Debe recordarse dicha medida se había anunciado a principios de marzo de 2018. Sin embargo luego se pausó la imposición de aranceles sobre los países con los que se estaban negociando exenciones, entre ellos Argentina, Brasil, países del NAFTA y la Unión Europea, Australia y Corea del Sur. En abril de 2018 Argentina había conseguido la exención temporaria de los aranceles a las importaciones de acero y aluminio en Estados Unidos y en mayo de 2018 se acordó que el volumen exento de gravámenes sería de 180.000 toneladas anuales, monto similar al registrado en los últimos años.
En el caso de Ternium Argentina, las exportaciones representan un 15% del volumen de ventas, y de ese porcentaje un 28,7% tiene como destino a Norteamérica, por lo que se cree que el impacto directo no sería grande.
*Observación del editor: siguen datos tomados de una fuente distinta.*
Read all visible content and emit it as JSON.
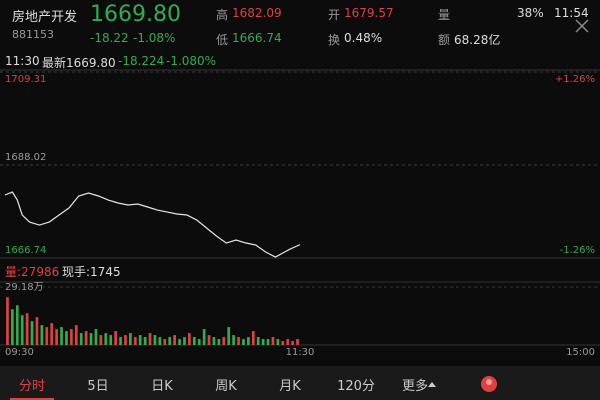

Respecto de Aluar, el 80% del volumen de ventas corresponde a mercados externos, y cerca del 70% de sus exportaciones se dirigen a Estados Unidos y México. De convalidarse el anuncio, es posible que la empresa revise el destino de sus exportaciones, analizando la posibilidad de reubicar una porción. Teniendo en cuenta las proporciones mencionadas y la magnitud de la alícuota, se estima que el impacto negativo sobre los ingresos sería de alrededor de 3,9% para este año fiscal, lo que se estima que podría afectar a la baja el precio objetivo en alrededor de entre 3% y un 3,5%.
Mas allá de las consecuencias sobre el acero y aluminio, las medidas anunciadas traen aparejada cierta incertidumbre acerca de si constituyen una señal de menor apoyo de EEUU a Argentina en términos generales con motivo del cambio de gobierno.